Two people called the paper to say they were in stitches; fourteen pro-lifers called for my hanging (a brain-teaser in itself). I was dismissed the following day.

I have an odd relationship with newspapers. It is my job to hold a carnival mirror to reality, and it is the editor's job to make sure people only see the flattering parts. I can mention the size of a black man's privates but not the size of his lips. Unless I'm black, in which case I can call him the N-word.

Somewhere along the line, I grew confused about the rules and said to hell with it. But firing a man for his opinion? That smells like a book burning. No, you know what it smells like? It smells like David Howard, the mayoral aide who was forced to resign for using the word niggardly in the company of a black officer. All these years after the Red Scare, we get the Black Scare.

People always ask me the same question: "Jason, are you gay?"

When I say no, they pause a moment and then say, "Are you sure?"

I am mistaken for gay because I am unashamed to cross my legs at the knees. Well, that and I talk like a girl. Likewise, I am so not-prejudiced that I don't realize when I'm offending people who don't know what niggardly means.

"Politically correct" is a boulder under which the worms of society hide. Some are black, some are white, some just want their unemployment checks. They take cover beneath hard-luck tales and blame it all on The Man.

Irony #3: I also despise The Man.

If the black population feels that we owe them something, let's just say O.J. is golfing and can we call it even? How much longer do they play the race card and get away with murder?

It was a great day in my life when Chris Rock lampooned O.J. Simpson. The audience didn't know how to react. Their hero had betrayed them with … the truth. Rock had lifted the rock, and the worms writhed in the spotlight.

The Acorn's Letter-to-the-Editor posse emphasizes present-day discrimination and 100 miles of politics that would be perfectly fitting if this were not a humor column!

As the jester, it is my job to oclast the icons. If my column did have a You see, Timmy, it is this: "Sometimes it's not because you're a minority that people dislike you; it's because you are waving a gun."

Incidentally, the column was published without its picture (at right). If it appears that no black men are present, it's because there aren't.
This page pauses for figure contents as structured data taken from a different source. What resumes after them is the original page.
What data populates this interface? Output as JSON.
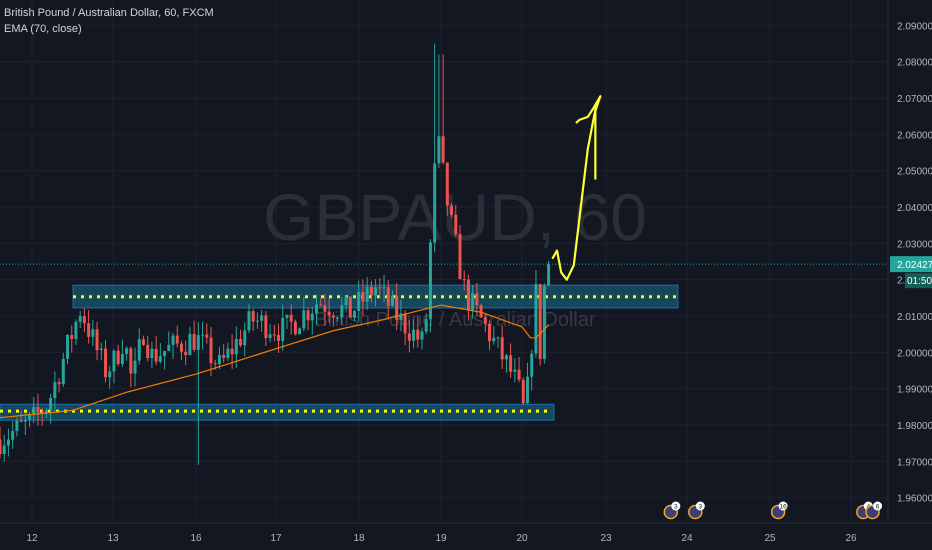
{
  "legend": {
    "title": "British Pound / Australian Dollar, 60, FXCM",
    "indicator": "EMA (70, close)"
  },
  "watermark": {
    "symbol": "GBPAUD, 60",
    "description": "British Pound / Australian Dollar"
  },
  "price_badge": {
    "price": "2.02427",
    "countdown": "01:50"
  },
  "colors": {
    "background": "#131722",
    "up": "#26a69a",
    "down": "#ef5350",
    "ema": "#f57c00",
    "zone_fill": "#1a6f8c",
    "dotted": "#ffff00",
    "drawing": "#ffff33",
    "price_line": "#26a69a"
  },
  "events": [
    {
      "date": "23.8",
      "label": "3"
    },
    {
      "date": "24.1",
      "label": "3"
    },
    {
      "date": "25.1",
      "label": "16"
    },
    {
      "date": "26.2",
      "label": "4"
    },
    {
      "date": "26.35",
      "label": "6"
    }
  ],
  "chart_data": {
    "type": "candlestick",
    "title": "British Pound / Australian Dollar, 60, FXCM",
    "xlabel": "",
    "ylabel": "",
    "x_ticks": [
      "12",
      "13",
      "16",
      "17",
      "18",
      "19",
      "20",
      "23",
      "24",
      "25",
      "26"
    ],
    "y_ticks": [
      "1.96000",
      "1.97000",
      "1.98000",
      "1.99000",
      "2.00000",
      "2.01000",
      "2.02000",
      "2.03000",
      "2.04000",
      "2.05000",
      "2.06000",
      "2.07000",
      "2.08000",
      "2.09000"
    ],
    "ylim": [
      1.953,
      2.097
    ],
    "grid": true,
    "last_price": 2.02427,
    "indicator": "EMA (70, close)",
    "zones": [
      {
        "name": "resistance",
        "low": 2.0122,
        "high": 2.0185,
        "dotted_level": 2.0153
      },
      {
        "name": "support",
        "low": 1.9813,
        "high": 1.9857,
        "dotted_level": 1.9838
      }
    ],
    "anchors": [
      [
        11.8,
        1.976
      ],
      [
        12.2,
        1.986
      ],
      [
        12.6,
        2.012
      ],
      [
        12.9,
        1.995
      ],
      [
        13.4,
        2.004
      ],
      [
        13.7,
        1.991
      ],
      [
        14.1,
        2.006
      ],
      [
        14.4,
        1.999
      ],
      [
        16.0,
        2.004
      ],
      [
        16.3,
        1.996
      ],
      [
        16.7,
        2.009
      ],
      [
        17.1,
        2.006
      ],
      [
        17.5,
        2.014
      ],
      [
        17.9,
        2.011
      ],
      [
        18.2,
        2.018
      ],
      [
        18.5,
        2.009
      ],
      [
        18.8,
        2.002
      ],
      [
        18.95,
        2.06
      ],
      [
        19.1,
        2.038
      ],
      [
        19.3,
        2.016
      ],
      [
        19.6,
        2.005
      ],
      [
        19.9,
        1.993
      ],
      [
        20.1,
        1.981
      ],
      [
        20.3,
        1.999
      ],
      [
        20.5,
        2.016
      ],
      [
        20.6,
        1.995
      ],
      [
        20.8,
        2.018
      ],
      [
        20.95,
        2.0243
      ]
    ],
    "ema_anchors": [
      [
        11.8,
        1.982
      ],
      [
        12.5,
        1.984
      ],
      [
        13.5,
        1.989
      ],
      [
        16.0,
        1.994
      ],
      [
        17.0,
        2.001
      ],
      [
        17.7,
        2.006
      ],
      [
        18.3,
        2.009
      ],
      [
        19.0,
        2.013
      ],
      [
        19.5,
        2.011
      ],
      [
        20.0,
        2.007
      ],
      [
        20.3,
        2.004
      ],
      [
        20.5,
        2.004
      ],
      [
        20.95,
        2.0075
      ]
    ],
    "drawing_path": [
      [
        21.1,
        2.026
      ],
      [
        21.25,
        2.028
      ],
      [
        21.4,
        2.022
      ],
      [
        21.6,
        2.02
      ],
      [
        21.85,
        2.024
      ],
      [
        22.1,
        2.04
      ],
      [
        22.35,
        2.056
      ],
      [
        22.6,
        2.066
      ],
      [
        22.8,
        2.0705
      ],
      [
        22.55,
        2.0672
      ],
      [
        22.35,
        2.0648
      ],
      [
        22.05,
        2.064
      ],
      [
        21.95,
        2.0633
      ]
    ],
    "drawing_stroke": [
      [
        22.62,
        2.0478
      ],
      [
        22.62,
        2.068
      ]
    ]
  }
}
Maybe they are right -- like Reginald Denny, I just had it coming. I drove my circus into the wrong part of town at the wrong part of time.

The Acorn has heard from every Tom, Dick, and Johnny Cochrane who wants me burned at the stake, but they haven't heard from you who enjoy the column. I'm assuming you exist. Otherwise, they've been overpaying me these past four years.

The object isn't to exhume my column but to appease the comedy gods. And goddesses.

Farewell, Agoura. I grew up here and loved you well. I'm boarding a new ship called the U.S.S. Get Over It. We're headed for saner seas and colorless rainbows. You can find us online at www.jasonlove.com, or just think a funny thought and we'll be there.

I will forge ahead with the same sense of humor as always. I just can't sit around with a bunch of great observations hoping Chris Rock will state them for me.